116 3rd St SE
Cedar Rapids, Iowa 52401
IOWA CITY — A first-ever “Diversity Market'' pop up will start this Saturday to highlight businesses in the south district of Iowa City.
The pop up will be at 611 Southgate Ave. by the Kingdom Center every Saturday from 3 to 7 p.m. and continue through July 10. The pilot market will feature fresh, homemade food from vendors such as Royceann’s Soul Food and Mama’s Chicken and Fish. Other businesses such as Tax Wright, owned by Verness Wright, and Hannah Born Photography also will be featured, along with local products from emerging businesses including Nikki-Boo Kids, Art by Teagan, Artesanía de Colores, and others.
The community is invited to come eat, shop and encouraged to bring kids to enjoy the family-friendly activities.
The majority of vendors are women from historically underserved populations who are working to grow their business opportunities in Iowa City, according to a news release.
The event producers — local businessperson Tasha Lard, South District Neighborhood Association President Angie Jordan and community builder Marlén Mendoza — are working with vendors to support new entrepreneurs in the south district and find broader market appeal.
“We’re excited to provide local food vendors and immigrant entrepreneurs with opportunities to directly sell to their community members and grow their businesses through annual community family events like the Diversity Market,” Marlen Mendoza, co-founder of the Colectivo de Mujeres en Negocios or Collective of Women in Business, said in the statement. “This is a steppingstone in creating a potential yearlong market to replicate the success of Mercado on Fifth in Moline, Ill. We hope everyone can join us to buy local and support our local entrepreneurs.”

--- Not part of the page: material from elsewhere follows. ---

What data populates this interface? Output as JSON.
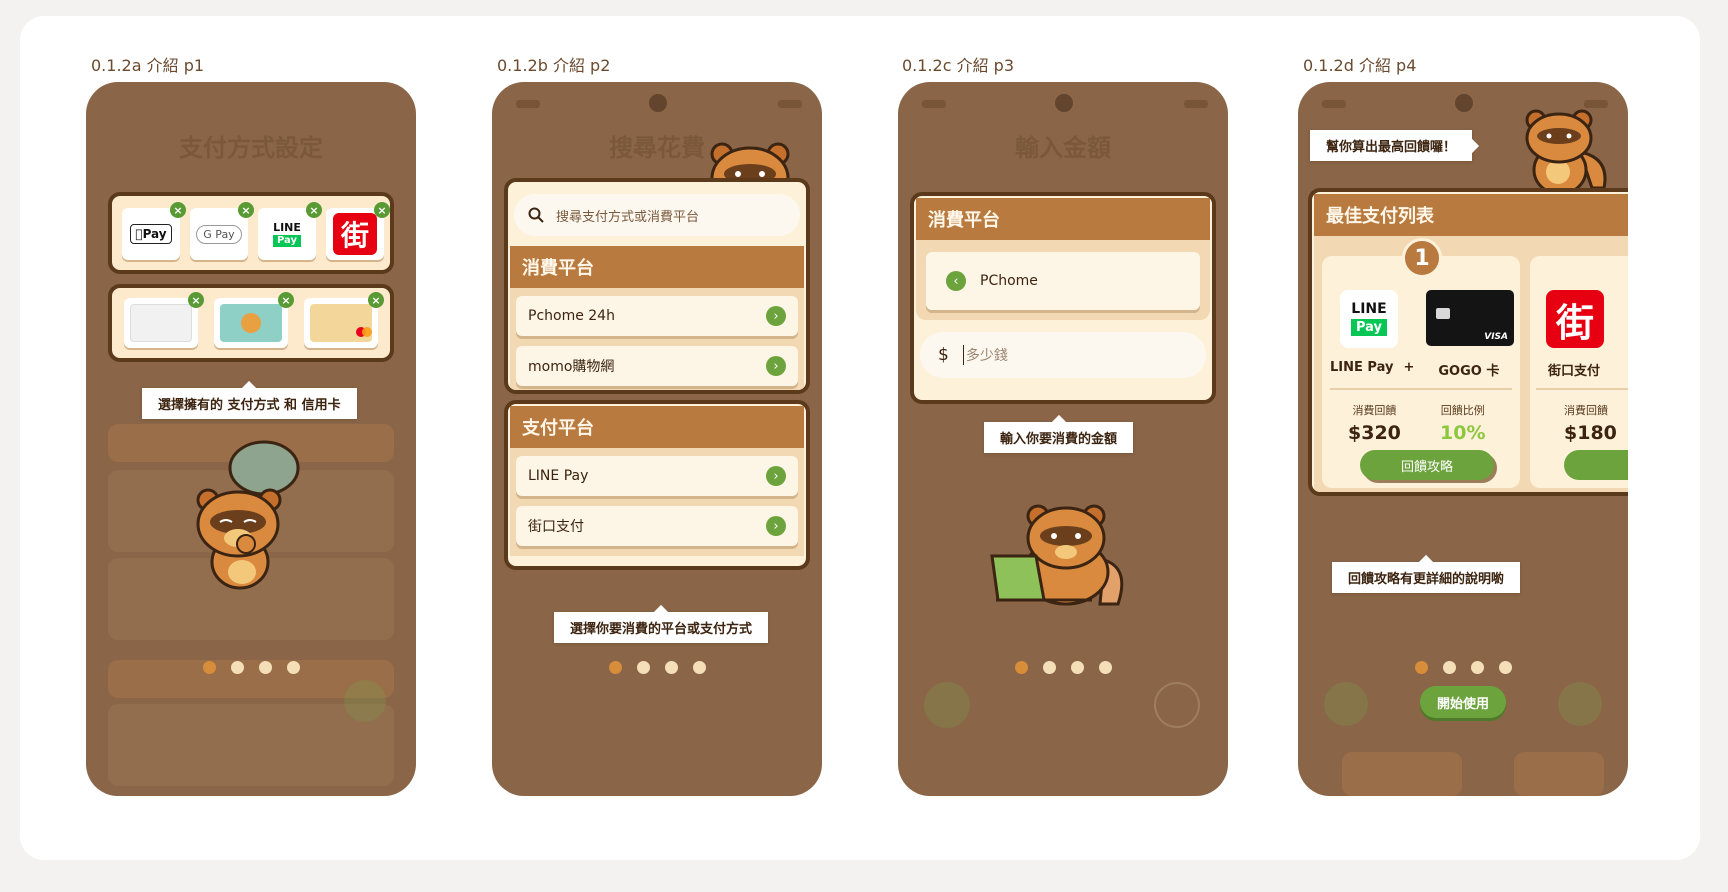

The event producers said one of the major goals of the event is to “bring together and elevate” Black, Indigenous, People of Color and women entrepreneurs, artisans, and others looking for a spot to shine” and sell their products and services. They also hope to provide a neighborhood opportunity for the south district residents, as well as attract other Iowa City area residents to enjoy this “up-and-coming” side of town.
“I love having the ’business corner’ in my store,” Lard, of JD Beauty Supply, said in a statement. “This allows small business owners to promote themselves by letting customers know who they are. The Diversity Market in the south district will be amazing because it will help business owners like Evelyn of Choco Fresa come out and show how amazing her sweet treats are.”
Angie Jordan, in the news release, said there is a need for “sustainable and relevant small business incubation and acceleration programs led by marginalized populations to serve marginalized populations.”
Since last September, a working committee of residents headed by Jordan, community organizers and business owners with the support of the Iowa City Downtown District have been exploring ways to further develop and revitalize the south commercial area, according to the news release. The group’s effort entails developing what is known as a Self-Supported Municipal Improvement District or “SSMID” — a tool for property owners and businesses within a designated geographic area to collectively spur economic development and stimulate growth. “In short, it is an economic investment for the community, by the community,” event producers said.
Many organizations are supporting the market, including the City of Iowa City, South District Neighborhood Association, Iowa City Area Development Group, Think Iowa City, Iowa Valley Habitat for Humanity, Shelter House and Hawkeye Area Community Action Program.